Bright afternoon sunlight poured into the foyer, blinding her and backlighting the man standing on the brick steps. The only thing she could tell for sure was that he was tall and lean. Not that seeing his features was necessary in order to give him her best social smile—she’d attended far too many upscale girls’ schools for manners not to be second nature by now. “Mr. Miglionni?” she inquired softly. “Please, won’t you come in?” Stepping back to allow him entrance, she extended her hand. “I’m—”

“Tori,” he acknowledged in a husky tone that feathered down her spine. Her hand remained suspended between them for a moment when he made no move to take it.
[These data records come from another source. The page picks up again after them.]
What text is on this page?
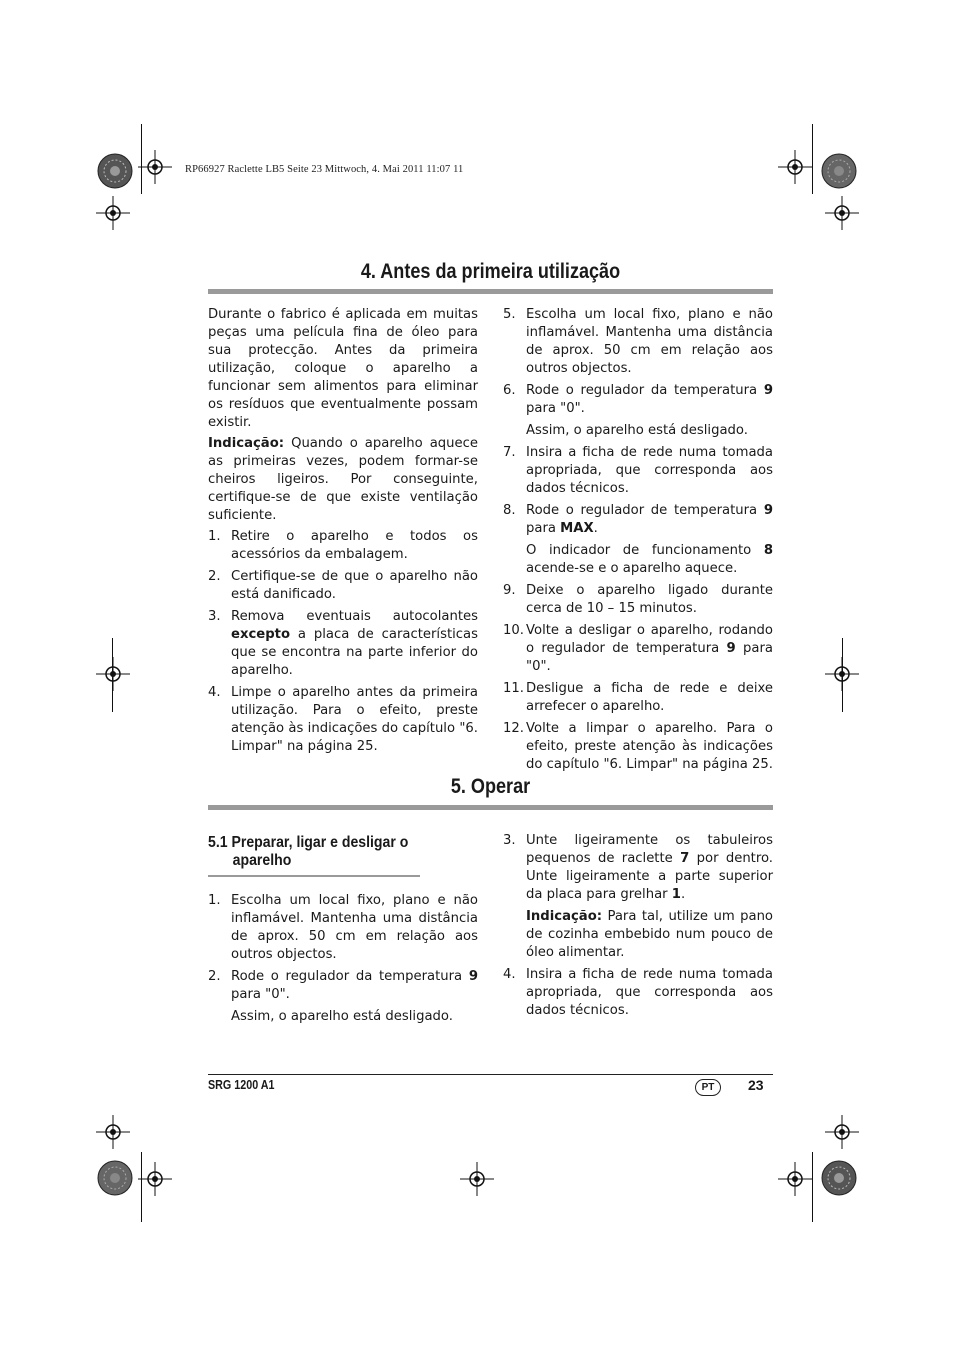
RP66927 Raclette LB5 Seite 23 Mittwoch, 4. Mai 2011 11:07 11
4. Antes da primeira utilização

Durante o fabrico é aplicada em muitas peças uma película fina de óleo para sua protecção. Antes da primeira utilização, coloque o aparelho a funcionar sem alimentos para eliminar os resíduos que eventualmente possam existir.

Indicação: Quando o aparelho aquece as primeiras vezes, podem formar-se cheiros ligeiros. Por conseguinte, certifique-se de que existe ventilação suficiente.

1. Retire o aparelho e todos os acessórios da embalagem.
2. Certifique-se de que o aparelho não está danificado.
3. Remova eventuais autocolantes excepto a placa de características que se encontra na parte inferior do aparelho.
4. Limpe o aparelho antes da primeira utilização. Para o efeito, preste atenção às indicações do capítulo "6. Limpar" na página 25.
5. Escolha um local fixo, plano e não inflamável. Mantenha uma distância de aprox. 50 cm em relação aos outros objectos.
6. Rode o regulador da temperatura 9 para "0".
Assim, o aparelho está desligado.
7. Insira a ficha de rede numa tomada apropriada, que corresponda aos dados técnicos.
8. Rode o regulador de temperatura 9 para MAX.
O indicador de funcionamento 8 acende-se e o aparelho aquece.
9. Deixe o aparelho ligado durante cerca de 10 – 15 minutos.
10. Volte a desligar o aparelho, rodando o regulador de temperatura 9 para "0".
11. Desligue a ficha de rede e deixe arrefecer o aparelho.
12. Volte a limpar o aparelho. Para o efeito, preste atenção às indicações do capítulo "6. Limpar" na página 25.
5. Operar
5.1 Preparar, ligar e desligar o
aparelho
1. Escolha um local fixo, plano e não inflamável. Mantenha uma distância de aprox. 50 cm em relação aos outros objectos.
2. Rode o regulador da temperatura 9 para "0".
Assim, o aparelho está desligado.
3. Unte ligeiramente os tabuleiros pequenos de raclette 7 por dentro. Unte ligeiramente a parte superior da placa para grelhar 1.
Indicação: Para tal, utilize um pano de cozinha embebido num pouco de óleo alimentar.
4. Insira a ficha de rede numa tomada apropriada, que corresponda aos dados técnicos.
SRG 1200 A1	PT	23
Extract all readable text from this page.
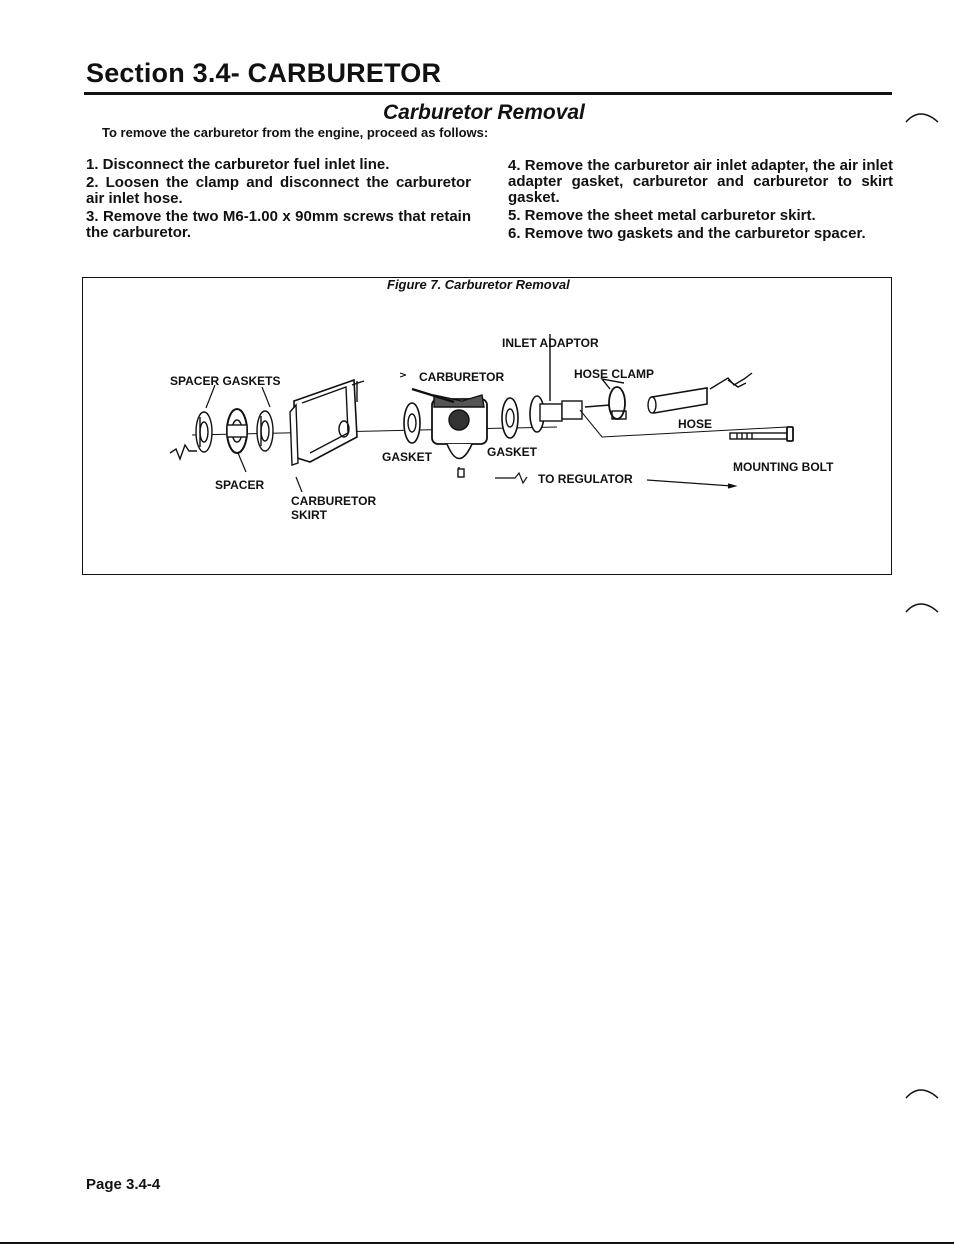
Section 3.4- CARBURETOR
Carburetor Removal

To remove the carburetor from the engine, proceed as follows:

1. Disconnect the carburetor fuel inlet line.
2. Loosen the clamp and disconnect the carburetor air inlet hose.
3. Remove the two M6-1.00 x 90mm screws that retain the carburetor.
4. Remove the carburetor air inlet adapter, the air inlet adapter gasket, carburetor and carburetor to skirt gasket.
5. Remove the sheet metal carburetor skirt.
6. Remove two gaskets and the carburetor spacer.

Figure 7. Carburetor Removal

INLET ADAPTOR
SPACER GASKETS	CARBURETOR	HOSE CLAMP
HOSE
GASKET	GASKET
MOUNTING BOLT
SPACER	TO REGULATOR
CARBURETOR
SKIRT

Page 3.4-4
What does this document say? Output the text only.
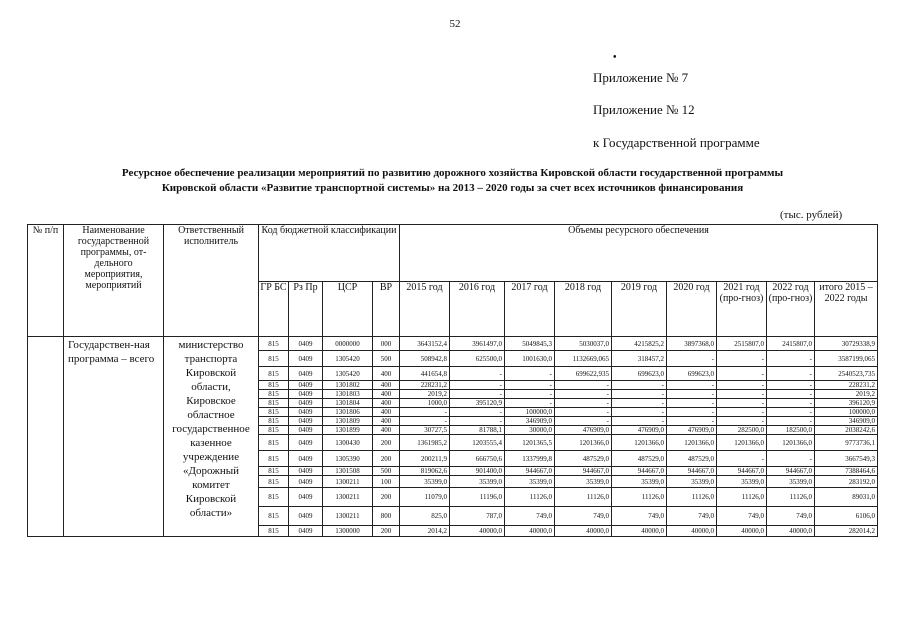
52
•
Приложение № 7
Приложение № 12
к Государственной программе
Ресурсное обеспечение реализации мероприятий по развитию дорожного хозяйства Кировской области государственной программы
Кировской области «Развитие транспортной системы» на 2013 – 2020 годы за счет всех источников финансирования
(тыс. рублей)
№ п/п	Наименование государственной программы, от-дельного мероприятия, мероприятий	Ответственный исполнитель	Код бюджетной классификации				Объемы ресурсного обеспечения								
			ГР БС	Рз Пр	ЦСР	ВР	2015 год	2016 год	2017 год	2018 год	2019 год	2020 год	2021 год (про-гноз)	2022 год (про-гноз)	итого 2015 – 2022 годы
	Государствен-ная программа – всего	министерство транспорта Кировской области, Кировское областное государственное казенное учреждение «Дорожный комитет Кировской области»	815	0409	0000000	000	3643152,4	3961497,0	5049845,3	5030037,0	4215825,2	3897368,0	2515807,0	2415807,0	30729338,9
			815	0409	1305420	500	508942,8	625500,0	1001630,0	1132669,065	318457,2	-	-	-	3587199,065
			815	0409	1305420	400	441654,8	-	-	699622,935	699623,0	699623,0	-	-	2540523,735
			815	0409	1301802	400	228231,2	-	-	-	-	-	-	-	228231,2
			815	0409	1301803	400	2019,2	-	-	-	-	-	-	-	2019,2
			815	0409	1301804	400	1000,0	395120,9	-	-	-	-	-	-	396120,9
			815	0409	1301806	400	-	-	100000,0	-	-	-	-	-	100000,0
			815	0409	1301809	400	-	-	346909,0	-	-	-	-	-	346909,0
			815	0409	1301899	400	30727,5	81788,1	30000,0	476909,0	476909,0	476909,0	282500,0	182500,0	2038242,6
			815	0409	1300430	200	1361985,2	1203555,4	1201365,5	1201366,0	1201366,0	1201366,0	1201366,0	1201366,0	9773736,1
			815	0409	1305390	200	200211,9	666750,6	1337999,8	487529,0	487529,0	487529,0	-	-	3667549,3
			815	0409	1301508	500	819062,6	901400,0	944667,0	944667,0	944667,0	944667,0	944667,0	944667,0	7388464,6
			815	0409	1300211	100	35399,0	35399,0	35399,0	35399,0	35399,0	35399,0	35399,0	35399,0	283192,0
			815	0409	1300211	200	11079,0	11196,0	11126,0	11126,0	11126,0	11126,0	11126,0	11126,0	89031,0
			815	0409	1300211	800	825,0	787,0	749,0	749,0	749,0	749,0	749,0	749,0	6106,0
			815	0409	1300000	200	2014,2	40000,0	40000,0	40000,0	40000,0	40000,0	40000,0	40000,0	282014,2
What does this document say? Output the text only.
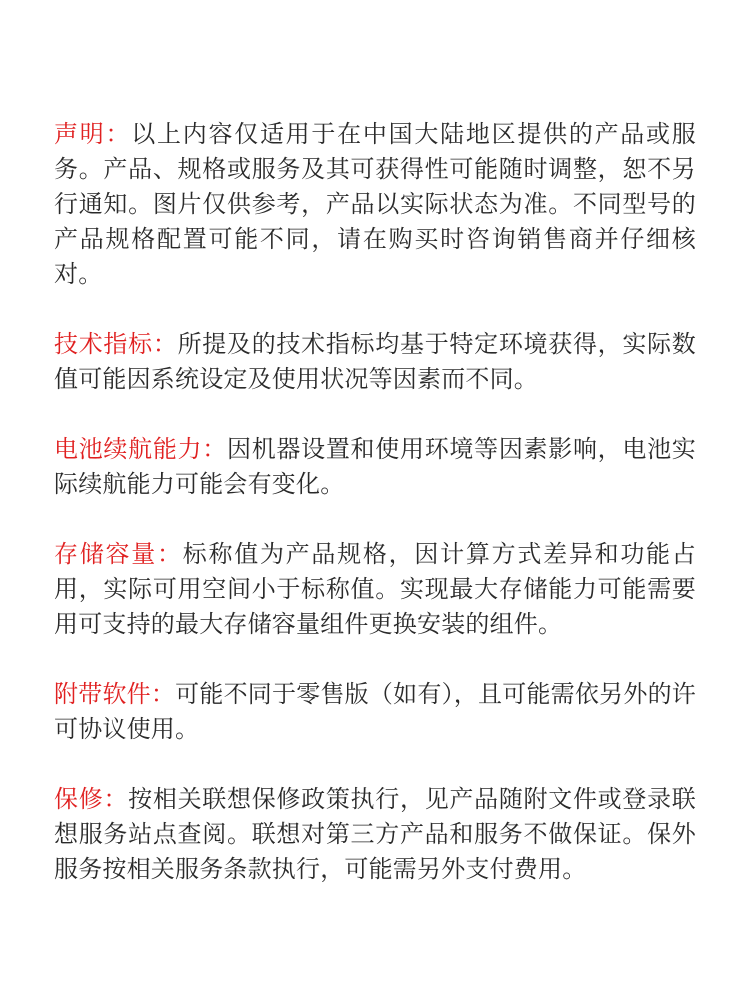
声明：以上内容仅适用于在中国大陆地区提供的产品或服务。产品、规格或服务及其可获得性可能随时调整，恕不另行通知。图片仅供参考，产品以实际状态为准。不同型号的产品规格配置可能不同，请在购买时咨询销售商并仔细核对。

技术指标：所提及的技术指标均基于特定环境获得，实际数值可能因系统设定及使用状况等因素而不同。

电池续航能力：因机器设置和使用环境等因素影响，电池实际续航能力可能会有变化。

存储容量：标称值为产品规格，因计算方式差异和功能占用，实际可用空间小于标称值。实现最大存储能力可能需要用可支持的最大存储容量组件更换安装的组件。

附带软件：可能不同于零售版（如有），且可能需依另外的许可协议使用。

保修：按相关联想保修政策执行，见产品随附文件或登录联想服务站点查阅。联想对第三方产品和服务不做保证。保外服务按相关服务条款执行，可能需另外支付费用。
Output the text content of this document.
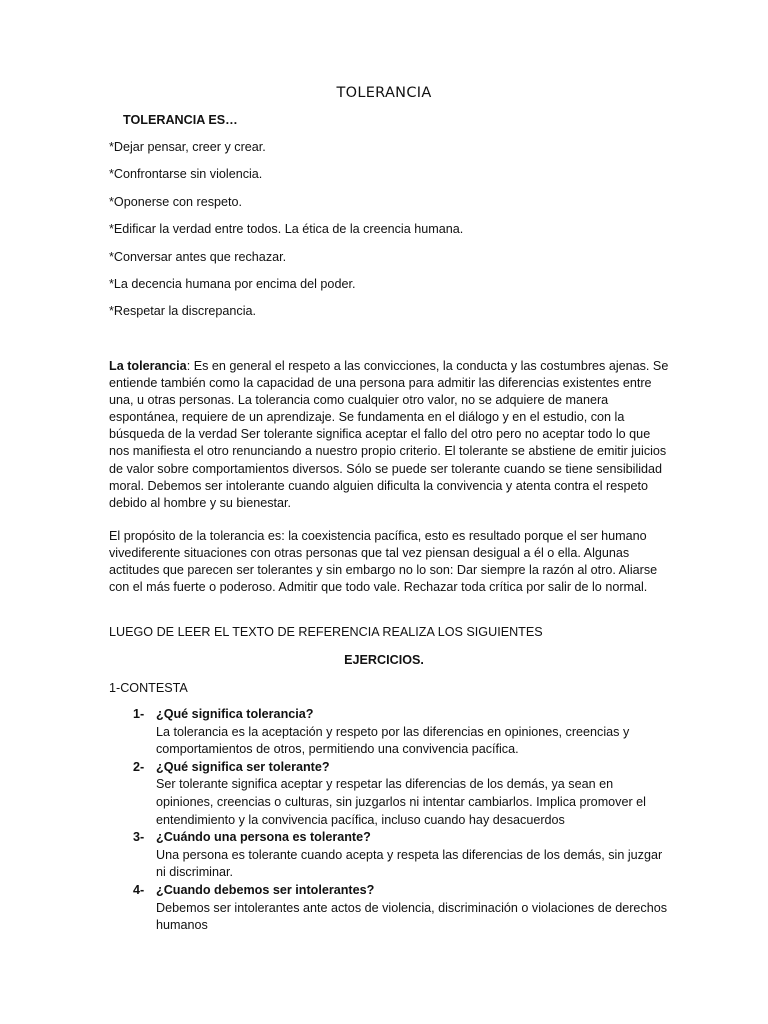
TOLERANCIA
TOLERANCIA ES…
*Dejar pensar, creer y crear.
*Confrontarse sin violencia.
*Oponerse con respeto.
*Edificar la verdad entre todos. La ética de la creencia humana.
*Conversar antes que rechazar.
*La decencia humana por encima del poder.
*Respetar la discrepancia.

La tolerancia: Es en general el respeto a las convicciones, la conducta y las costumbres ajenas. Se entiende también como la capacidad de una persona para admitir las diferencias existentes entre una, u otras personas. La tolerancia como cualquier otro valor, no se adquiere de manera espontánea, requiere de un aprendizaje. Se fundamenta en el diálogo y en el estudio, con la búsqueda de la verdad Ser tolerante significa aceptar el fallo del otro pero no aceptar todo lo que nos manifiesta el otro renunciando a nuestro propio criterio. El tolerante se abstiene de emitir juicios de valor sobre comportamientos diversos. Sólo se puede ser tolerante cuando se tiene sensibilidad moral. Debemos ser intolerante cuando alguien dificulta la convivencia y atenta contra el respeto debido al hombre y su bienestar.

El propósito de la tolerancia es: la coexistencia pacífica, esto es resultado porque el ser humano vivediferente situaciones con otras personas que tal vez piensan desigual a él o ella. Algunas actitudes que parecen ser tolerantes y sin embargo no lo son: Dar siempre la razón al otro. Aliarse con el más fuerte o poderoso. Admitir que todo vale. Rechazar toda crítica por salir de lo normal.

LUEGO DE LEER EL TEXTO DE REFERENCIA REALIZA LOS SIGUIENTES
EJERCICIOS.
1-CONTESTA
1- ¿Qué significa tolerancia?
La tolerancia es la aceptación y respeto por las diferencias en opiniones, creencias y comportamientos de otros, permitiendo una convivencia pacífica.
2- ¿Qué significa ser tolerante?
Ser tolerante significa aceptar y respetar las diferencias de los demás, ya sean en opiniones, creencias o culturas, sin juzgarlos ni intentar cambiarlos. Implica promover el entendimiento y la convivencia pacífica, incluso cuando hay desacuerdos
3- ¿Cuándo una persona es tolerante?
Una persona es tolerante cuando acepta y respeta las diferencias de los demás, sin juzgar ni discriminar.
4- ¿Cuando debemos ser intolerantes?
Debemos ser intolerantes ante actos de violencia, discriminación o violaciones de derechos humanos
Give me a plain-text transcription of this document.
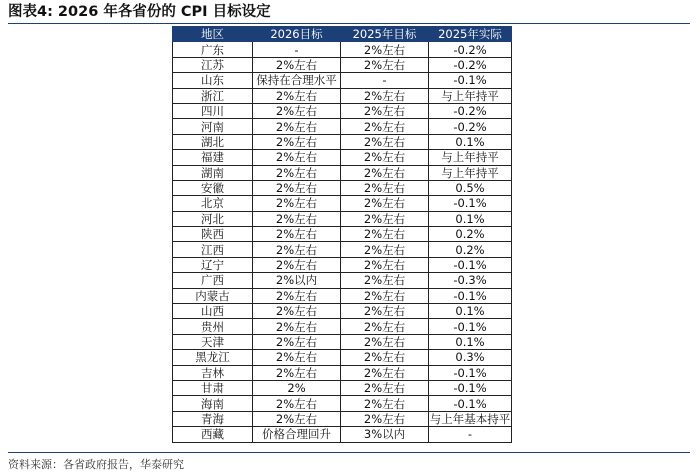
图表4: 2026 年各省份的 CPI 目标设定
地区	2026目标	2025年目标	2025年实际
广东	-	2%左右	-0.2%
江苏	2%左右	2%左右	-0.2%
山东	保持在合理水平	-	-0.1%
浙江	2%左右	2%左右	与上年持平
四川	2%左右	2%左右	-0.2%
河南	2%左右	2%左右	-0.2%
湖北	2%左右	2%左右	0.1%
福建	2%左右	2%左右	与上年持平
湖南	2%左右	2%左右	与上年持平
安徽	2%左右	2%左右	0.5%
北京	2%左右	2%左右	-0.1%
河北	2%左右	2%左右	0.1%
陕西	2%左右	2%左右	0.2%
江西	2%左右	2%左右	0.2%
辽宁	2%左右	2%左右	-0.1%
广西	2%以内	2%左右	-0.3%
内蒙古	2%左右	2%左右	-0.1%
山西	2%左右	2%左右	0.1%
贵州	2%左右	2%左右	-0.1%
天津	2%左右	2%左右	0.1%
黑龙江	2%左右	2%左右	0.3%
吉林	2%左右	2%左右	-0.1%
甘肃	2%	2%左右	-0.1%
海南	2%左右	2%左右	-0.1%
青海	2%左右	2%左右	与上年基本持平
西藏	价格合理回升	3%以内	-
资料来源：各省政府报告，华泰研究
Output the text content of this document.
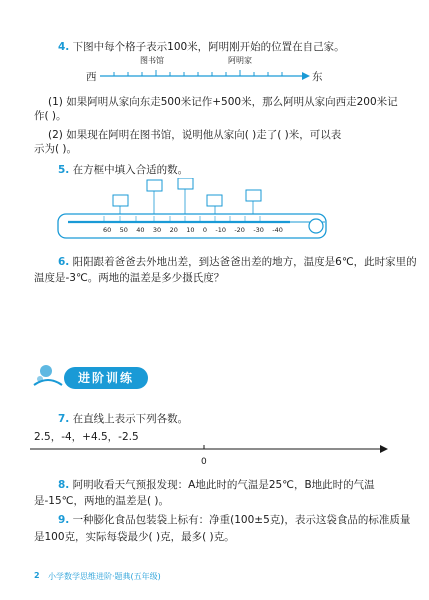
4. 下图中每个格子表示100米，阿明刚开始的位置在自己家。
图书馆	阿明家
西	东
(1) 如果阿明从家向东走500米记作+500米，那么阿明从家向西走200米记
作( )。
(2) 如果现在阿明在图书馆，说明他从家向( )走了( )米，可以表
示为( )。
5. 在方框中填入合适的数。
60 50 40 30 20 10 0 -10 -20 -30 -40
6. 阳阳跟着爸爸去外地出差，到达爸爸出差的地方，温度是6℃，此时家里的
温度是-3℃。两地的温差是多少摄氏度？
进阶训练
7. 在直线上表示下列各数。
2.5，-4，+4.5，-2.5
0
8. 阿明收看天气预报发现：A地此时的气温是25℃，B地此时的气温
是-15℃，两地的温差是( )。
9. 一种膨化食品包装袋上标有：净重(100±5克)，表示这袋食品的标准质量
是100克，实际每袋最少( )克，最多( )克。
2 小学数学思维进阶·题典(五年级)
Then she dropped it to her side, but it was the use of her nickname that knit her eyebrows together. Only a few of her closest friends, Jared and Aunt Fiona ever called her that. Robert Rutherford must have somehow let it slip, however, so she smoothed her brow and gave the private investigator another polite curl of her lips. “Actually, I go by Victoria.”

“Un-frigging-believable,” he said hoarsely.

She didn’t see why and surely the vulgarity wasn’t necessary. Nevertheless, she needed this man’s help if she were to have any chance of finding Jared, she reminded herself. She took refuge once more in the lessons learned from years of etiquette. “I’m sorry—what must you think of me to keep you standing on the doorstep. Please, do come in.”

He stepped forward and bent to set something on the floor. The strong lines of a tanned throat flashed briefly into sharp focus and sunlight caught a sleek, black ponytail that unfurled over his shoulder with his movement. The thick rope of hair was so shiny it shimmered with blue highlights. Then he straightened and once again turned into an impenetrable shadow limned by the blinding sun…all except for the olive-skinned, long-fingered hand that he extended toward her. Just as she accepted the belatedly offered handshake, he took a forward step that rendered his features a bit less obscure.

And Victoria’s stomach dropped with a sickening swoop. Flabbergasted, she stared up into the coal-black eyes of the one man she’d never thought to see again. She snatched her hand from his warm grasp. “Rocket?”

Hearing herself say the only name she’d ever known him by, realizing the consequences that his presence could have for her, a lifetime’s worth of composure vanished. Oh, God, oh, God, this was the last thing she needed. She had to get him out of here. She had to get rid of him before—

He swung the door shut behind him and for the first time jumped sharply into focus, all wide shoulders, dark skin and flashing white teeth. She’d barely begun even the quickest of inventories, however, before he reached out to pull her into his arms for a quick, hard hug that lifted her Ferragamos clear up off the floor. Setting her back on her feet, he gripped her shoulders and stared down into her face.

You have to go, you have to go, you have to—

“Damn, girl,” he said, “it’s good to see you again.”